Zimmer Lee A, Hirsch Barry E, Kassam Amin, Horowitz Michael, Snyderman Carl H
Department of Otolaryngology, Head and Neck Surgery, University of Pittsburgh Medical Center, Pittsburgh, Pennsylvania 15213-2546, USA.
Otol Neurotol. 2006 Apr;27(3):398-402. doi: 10.1097/00129492-200604000-00017.
To present a novel endoscopic, transnasal approach to a recurrent paraganglioma of the jugular fossa (glomus jugulare).
Case report and review of the literature.
The study was carried out at the University of Pittsburgh Medical Center, Pittsburgh, Pennsylvania, U.S.A.
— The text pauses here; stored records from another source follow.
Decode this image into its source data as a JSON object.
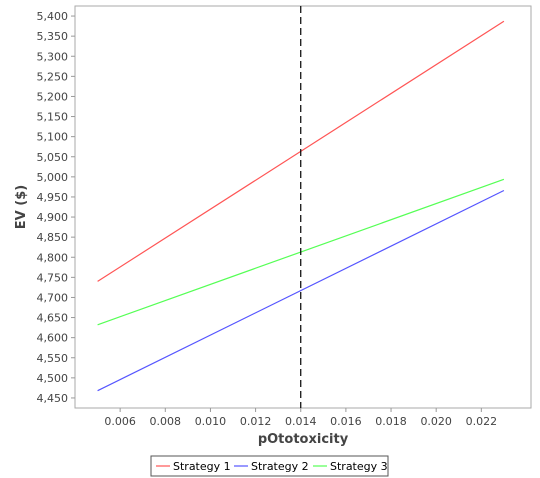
{
  "chart_data": {
    "type": "line",
    "xlabel": "pOtotoxicity",
    "ylabel": "EV ($)",
    "xlim": [
      0.004,
      0.0242
    ],
    "ylim": [
      4425,
      5425
    ],
    "x_ticks": [
      "0.006",
      "0.008",
      "0.010",
      "0.012",
      "0.014",
      "0.016",
      "0.018",
      "0.020",
      "0.022"
    ],
    "x_tick_values": [
      0.006,
      0.008,
      0.01,
      0.012,
      0.014,
      0.016,
      0.018,
      0.02,
      0.022
    ],
    "y_ticks": [
      "4,450",
      "4,500",
      "4,550",
      "4,600",
      "4,650",
      "4,700",
      "4,750",
      "4,800",
      "4,850",
      "4,900",
      "4,950",
      "5,000",
      "5,050",
      "5,100",
      "5,150",
      "5,200",
      "5,250",
      "5,300",
      "5,350",
      "5,400"
    ],
    "y_tick_values": [
      4450,
      4500,
      4550,
      4600,
      4650,
      4700,
      4750,
      4800,
      4850,
      4900,
      4950,
      5000,
      5050,
      5100,
      5150,
      5200,
      5250,
      5300,
      5350,
      5400
    ],
    "reference_line": {
      "x": 0.014,
      "style": "dashed",
      "color": "#000000"
    },
    "series": [
      {
        "name": "Strategy 1",
        "color": "#ff5555",
        "x": [
          0.005,
          0.023
        ],
        "y": [
          4740,
          5387
        ]
      },
      {
        "name": "Strategy 2",
        "color": "#5555ff",
        "x": [
          0.005,
          0.023
        ],
        "y": [
          4468,
          4966
        ]
      },
      {
        "name": "Strategy 3",
        "color": "#55ff55",
        "x": [
          0.005,
          0.023
        ],
        "y": [
          4632,
          4994
        ]
      }
    ],
    "grid": false,
    "legend": "bottom-center",
    "plot_background": "#ffffff",
    "plot_border": "#aaaaaa"
  }
}
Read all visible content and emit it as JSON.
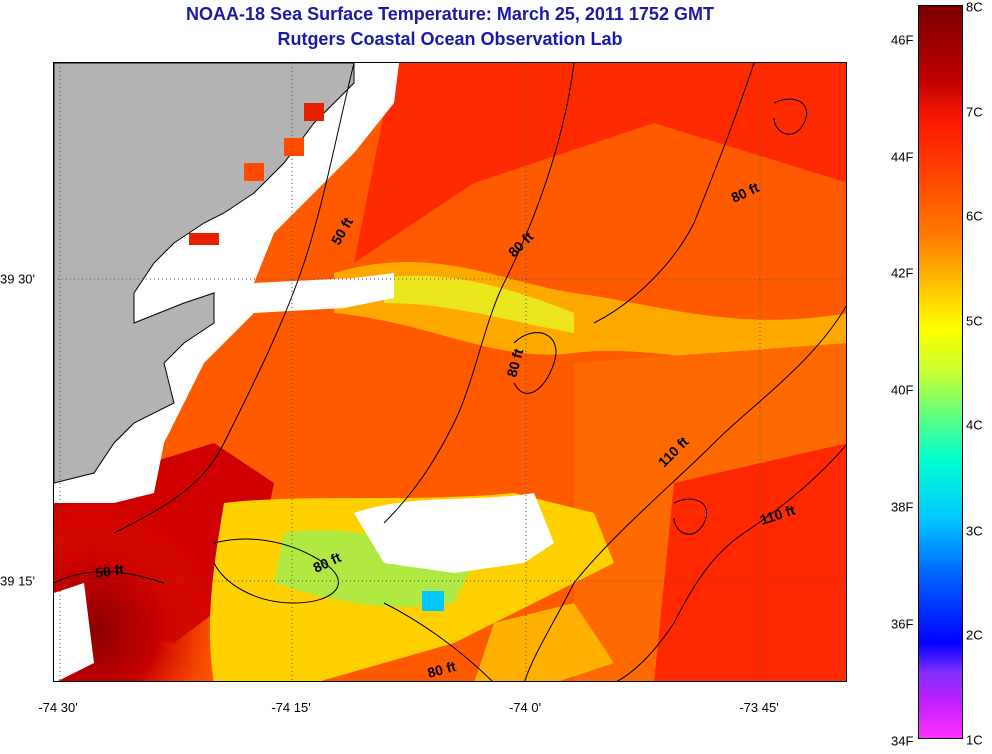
{
  "header": {
    "title": "NOAA-18 Sea Surface Temperature:  March 25, 2011 1752 GMT",
    "subtitle": "Rutgers Coastal Ocean Observation Lab"
  },
  "map": {
    "x_ticks": [
      {
        "label": "-74 30'",
        "value": -74.5
      },
      {
        "label": "-74 15'",
        "value": -74.25
      },
      {
        "label": "-74 0'",
        "value": -74.0
      },
      {
        "label": "-73 45'",
        "value": -73.75
      }
    ],
    "y_ticks": [
      {
        "label": "39 30'",
        "value": 39.5
      },
      {
        "label": "39 15'",
        "value": 39.25
      }
    ],
    "contour_labels": [
      {
        "text": "50 ft"
      },
      {
        "text": "80 ft"
      },
      {
        "text": "80 ft"
      },
      {
        "text": "80 ft"
      },
      {
        "text": "110 ft"
      },
      {
        "text": "110 ft"
      },
      {
        "text": "50 ft"
      },
      {
        "text": "80 ft"
      },
      {
        "text": "80 ft"
      }
    ],
    "land_color": "#b3b3b3",
    "no_data_color": "#ffffff"
  },
  "colorbar": {
    "fahrenheit": [
      "46F",
      "44F",
      "42F",
      "40F",
      "38F",
      "36F",
      "34F"
    ],
    "celsius": [
      "8C",
      "7C",
      "6C",
      "5C",
      "4C",
      "3C",
      "2C",
      "1C"
    ]
  }
}
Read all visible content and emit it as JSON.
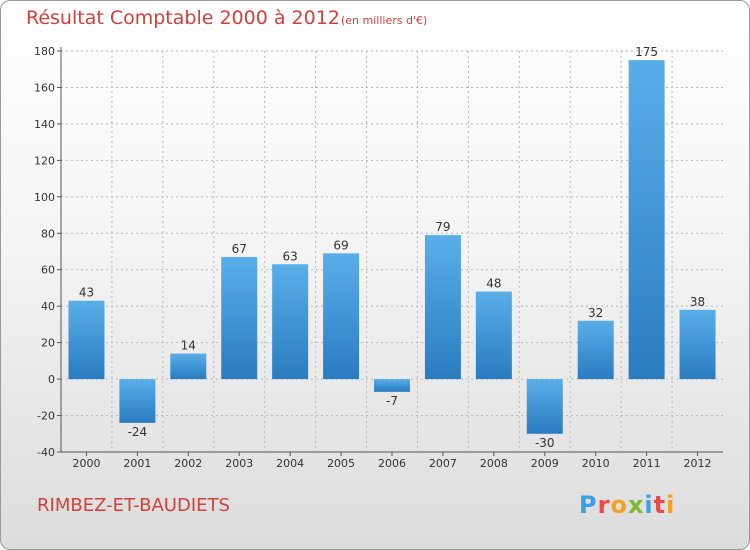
{
  "chart_data": {
    "type": "bar",
    "title": "Résultat Comptable 2000 à 2012",
    "subtitle": "(en milliers d'€)",
    "categories": [
      "2000",
      "2001",
      "2002",
      "2003",
      "2004",
      "2005",
      "2006",
      "2007",
      "2008",
      "2009",
      "2010",
      "2011",
      "2012"
    ],
    "values": [
      43,
      -24,
      14,
      67,
      63,
      69,
      -7,
      79,
      48,
      -30,
      32,
      175,
      38
    ],
    "ylim": [
      -40,
      180
    ],
    "yticks": [
      -40,
      -20,
      0,
      20,
      40,
      60,
      80,
      100,
      120,
      140,
      160,
      180
    ],
    "xlabel": "",
    "ylabel": "",
    "grid": true,
    "legend": "none"
  },
  "footer": {
    "commune": "RIMBEZ-ET-BAUDIETS",
    "logo_letters": [
      "P",
      "r",
      "o",
      "x",
      "i",
      "t",
      "i"
    ]
  },
  "colors": {
    "bar_light": "#5aaee8",
    "bar_dark": "#2a7cc0",
    "title": "#d43f3a",
    "grid": "#b8b8b8"
  }
}
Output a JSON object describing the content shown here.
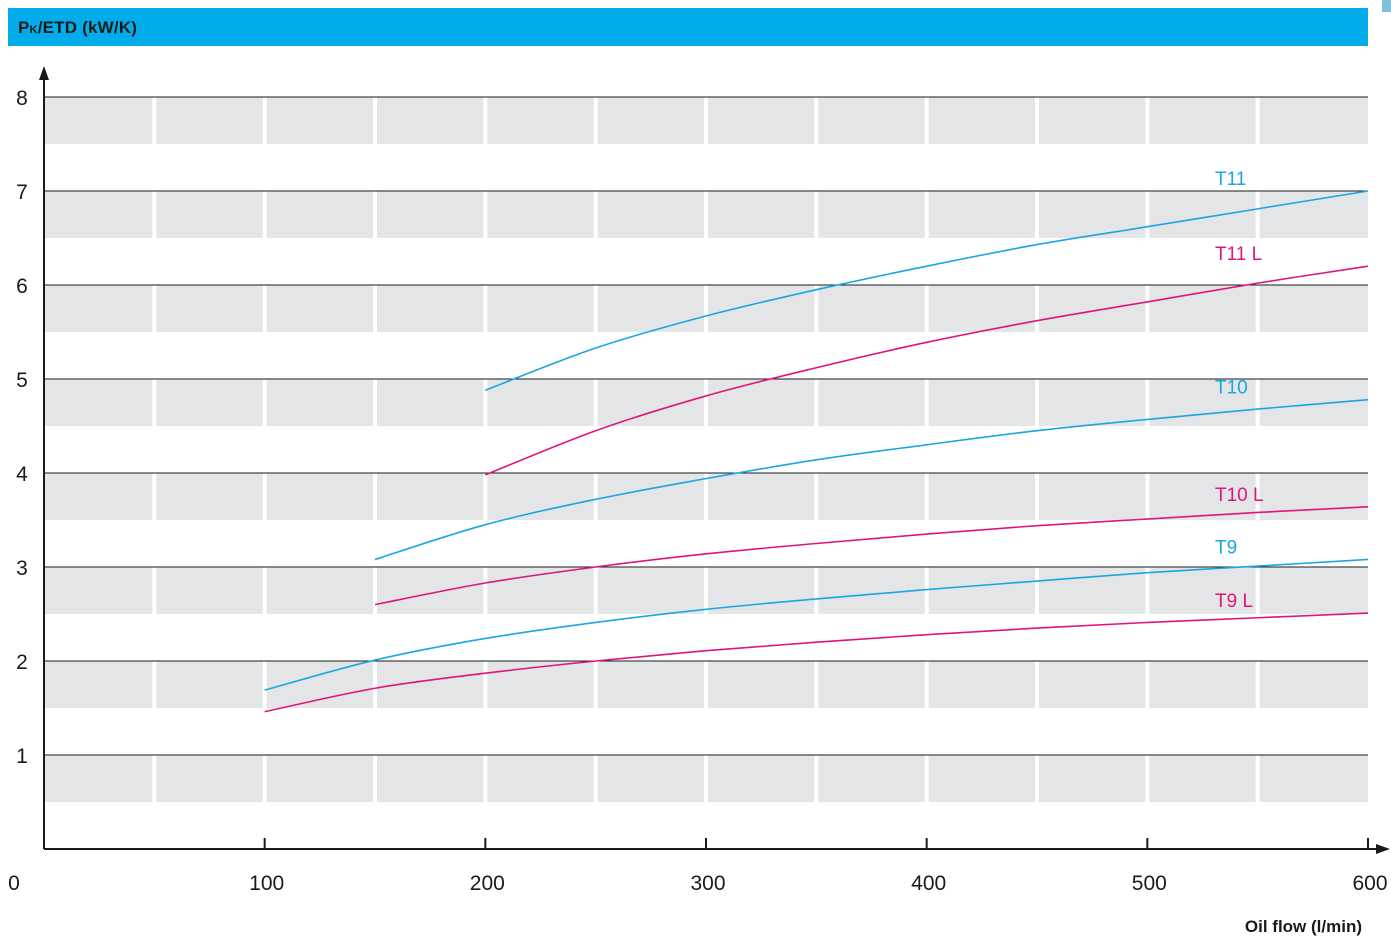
{
  "chart_data": {
    "type": "line",
    "ylabel_main": "P",
    "ylabel_sub": "K",
    "ylabel_rest": "/ETD (kW/K)",
    "xlabel": "Oil flow (l/min)",
    "xlim": [
      0,
      600
    ],
    "ylim": [
      0,
      8
    ],
    "x_ticks": [
      0,
      100,
      200,
      300,
      400,
      500,
      600
    ],
    "y_ticks": [
      1,
      2,
      3,
      4,
      5,
      6,
      7,
      8
    ],
    "grid": true,
    "series": [
      {
        "name": "T11",
        "color": "#1aa6e0",
        "x": [
          200,
          250,
          300,
          350,
          400,
          450,
          500,
          550,
          600
        ],
        "y": [
          4.88,
          5.33,
          5.67,
          5.95,
          6.2,
          6.43,
          6.62,
          6.81,
          7.0
        ]
      },
      {
        "name": "T11 L",
        "color": "#e0147e",
        "x": [
          200,
          250,
          300,
          350,
          400,
          450,
          500,
          550,
          600
        ],
        "y": [
          3.98,
          4.45,
          4.82,
          5.12,
          5.39,
          5.62,
          5.82,
          6.02,
          6.2
        ]
      },
      {
        "name": "T10",
        "color": "#1aa6e0",
        "x": [
          150,
          200,
          250,
          300,
          350,
          400,
          450,
          500,
          550,
          600
        ],
        "y": [
          3.08,
          3.45,
          3.72,
          3.94,
          4.14,
          4.3,
          4.45,
          4.57,
          4.68,
          4.78
        ]
      },
      {
        "name": "T10 L",
        "color": "#e0147e",
        "x": [
          150,
          200,
          250,
          300,
          350,
          400,
          450,
          500,
          550,
          600
        ],
        "y": [
          2.6,
          2.83,
          3.0,
          3.14,
          3.25,
          3.35,
          3.44,
          3.51,
          3.58,
          3.64
        ]
      },
      {
        "name": "T9",
        "color": "#1aa6e0",
        "x": [
          100,
          150,
          200,
          250,
          300,
          350,
          400,
          450,
          500,
          550,
          600
        ],
        "y": [
          1.69,
          2.01,
          2.24,
          2.41,
          2.55,
          2.66,
          2.76,
          2.85,
          2.94,
          3.01,
          3.08
        ]
      },
      {
        "name": "T9 L",
        "color": "#e0147e",
        "x": [
          100,
          150,
          200,
          250,
          300,
          350,
          400,
          450,
          500,
          550,
          600
        ],
        "y": [
          1.46,
          1.71,
          1.87,
          2.0,
          2.11,
          2.2,
          2.28,
          2.35,
          2.41,
          2.46,
          2.51
        ]
      }
    ]
  }
}
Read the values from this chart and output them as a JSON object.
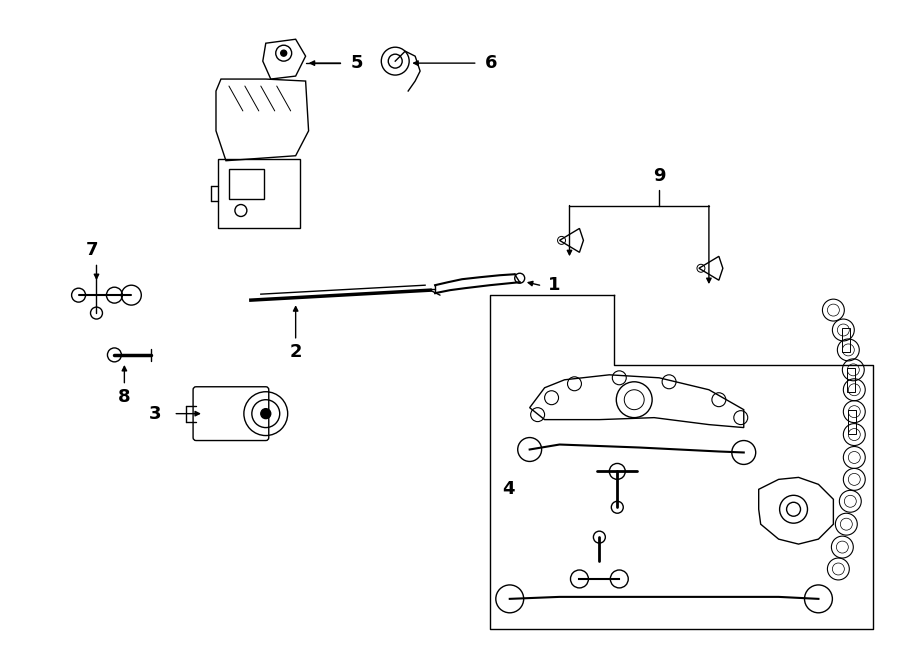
{
  "background_color": "#ffffff",
  "line_color": "#000000",
  "text_color": "#000000",
  "fig_width": 9.0,
  "fig_height": 6.61,
  "dpi": 100
}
A 64-year-old woman presented to the University of Pittsburgh Medical Center with a 9-month history of left otalgia, occasional vertigo, facial pain, and recurrent epistaxis. She had undergone two previous procedures over the past 35 years for a glomus tympanicum. Physical examination revealed a mass in the left nasopharynx originating from the eustachian tube. A computed tomographic scan revealed an expansive mass in the left jugular foramen extending into the posterior parapharyngeal space suggestive of a large jugular paraganglioma.
The patient underwent preoperative embolization of the paraganglioma. An endoscopic, transnasal approach along the eustachian tube, the ascending parapharyngeal carotid artery, and into the jugular fossa was used to remove the tumor. Intraoperative image guidance assisted in the identification of key anatomic landmarks.
Postoperative magnetic resonance imaging revealed a thin rim of enhancement at the posterior aspect of the jugular fossa consistent with residual tumor. The patient was discharged to home on postoperative Day 1 in stable condition. There have been no complications with 4 months of follow-up, and the left facial paralysis secondary to preoperative embolization has resolved.
We report the successful subtotal resection of a recurrent paraganglioma via a novel endoscopic, transnasal, transclival, transpetrous approach with image guidance. This approach allowed the near-total resection of a recurrent glomus jugulare with minimal surgical morbidity. Technological advances and surgical experience with nasal endoscopy and image guidance allow minimally invasive surgical management of select extracranial lesions of the lateral cranial base.
介绍一种用于治疗颈静脉孔(颈静脉球瘤)复发性副神经节瘤的新型内镜经鼻入路。
病例报告及文献复习。
美国宾夕法尼亚州匹兹堡市匹兹堡大学医学中心。
一名64岁女性因左侧耳痛9个月、偶发眩晕、面部疼痛及反复鼻出血就诊于匹兹堡大学医学中心。在过去35年里,她曾因鼓室球瘤接受过两次手术。体格检查发现左侧鼻咽部有一肿物,起源于咽鼓管。计算机断层扫描显示左侧颈静脉孔有一膨胀性肿物,延伸至咽旁后间隙,提示为巨大颈静脉副神经节瘤。
患者接受了副神经节瘤的术前栓塞。采用沿咽鼓管、咽旁颈动脉升支并进入颈静脉孔的内镜经鼻入路切除肿瘤。术中影像引导有助于识别关键解剖标志。
术后磁共振成像显示颈静脉孔后方有一薄层强化影,符合残留肿瘤表现。患者术后第1天病情稳定出院。随访4个月无并发症发生,术前栓塞所致的左侧面神经麻痹已恢复。
我们报告了通过一种新型内镜经鼻、经斜坡、经岩骨入路并结合影像引导成功次全切除复发性副神经节瘤。该入路使复发性颈静脉球瘤得以近乎全切除,手术并发症最少。鼻内镜和影像引导技术的进步及手术经验使得对部分颅外侧颅底病变可进行微创外科治疗。